A novel mechanism for neutrophil priming in trauma: potential role of peritoneal fluid.

BACKGROUND

We sought to determine the effect of peritoneal fluid from a novel animal model of abdominal compartment syndrome (ACS) on the proinflammatory status of polymorphonuclear leukocytes (PMNs) and monocytes. We hypothesize that peritoneal fluid is a potential priming and/or activating agent for PMNs/monocytes.

METHODS

ACS was induced in female Yorkshire swine, and peritoneal fluid was collected at the time of decompressive laparotomy. Naïve PMNs/monocytes were primed and/or activated with peritoneal fluid, phosphatidylcholine (PAF) plus peritoneal fluid, peritoneal fluid plus n-formyl-met-leu-phe (fMLP), and peritoneal fluid plus phorbol 12-myristate 13-acetate (PMA). Activation was determined by surface marker expression of integrins (CD11b an CD18) and selectins (CD62L). Additionally, proinflammatory cytokines in peritoneal fluid were analyzed.

RESULTS

Peritoneal fluid did not activate PMNs but increased CD11b expression on monocytes.
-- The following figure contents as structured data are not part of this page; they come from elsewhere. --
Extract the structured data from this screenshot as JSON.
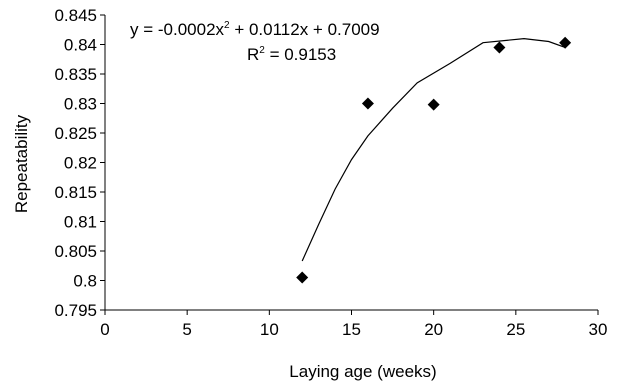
{
  "chart_data": {
    "type": "scatter",
    "title": "",
    "xlabel": "Laying age (weeks)",
    "ylabel": "Repeatability",
    "xlim": [
      0,
      30
    ],
    "ylim": [
      0.795,
      0.845
    ],
    "x_ticks": [
      0,
      5,
      10,
      15,
      20,
      25,
      30
    ],
    "x_tick_labels": [
      "0",
      "5",
      "10",
      "15",
      "20",
      "25",
      "30"
    ],
    "y_ticks": [
      0.795,
      0.8,
      0.805,
      0.81,
      0.815,
      0.82,
      0.825,
      0.83,
      0.835,
      0.84,
      0.845
    ],
    "y_tick_labels": [
      "0.795",
      "0.8",
      "0.805",
      "0.81",
      "0.815",
      "0.82",
      "0.825",
      "0.83",
      "0.835",
      "0.84",
      "0.845"
    ],
    "grid": false,
    "legend": "none",
    "series": [
      {
        "marker": "diamond",
        "color": "#000000",
        "x": [
          12,
          16,
          20,
          24,
          28
        ],
        "y": [
          0.8005,
          0.83,
          0.8298,
          0.8395,
          0.8403
        ]
      }
    ],
    "trendline": {
      "type": "polynomial",
      "color": "#000000",
      "x_range": [
        12,
        28
      ],
      "x": [
        12,
        13,
        14,
        15,
        16,
        17.5,
        19,
        21,
        23,
        25.5,
        27,
        28
      ],
      "y": [
        0.8033,
        0.8095,
        0.8155,
        0.8205,
        0.8245,
        0.8292,
        0.8335,
        0.8368,
        0.8403,
        0.841,
        0.8405,
        0.8395
      ]
    },
    "annotations": {
      "equation": "y = -0.0002x",
      "equation_sup": "2",
      "equation_tail": " + 0.0112x + 0.7009",
      "r2_prefix": "R",
      "r2_sup": "2",
      "r2_tail": " = 0.9153"
    }
  }
}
When used as a primer for fMLP- or PMA-induced activation, peritoneal fluid significantly increased CD11b and CD18 expression on PMNs and monocytes. Peritoneal fluid collected at 6 and 12 h post decompressive laparotomy had similar effects. Interleukin-6 (IL-6) and tumor necrosis factor-alpha (TNF-alpha) levels were increased in peritoneal fluid.

CONCLUSION

Peritoneal fluid represents a primer for PMNs/monocytes and seems to act through receptor-dependent and receptor-independent pathways. Strategies to reduce the amount of peritoneal fluid may decrease the locoregional and systemic inflammatory response by reducing priming and activation of neutrophils/monocytes.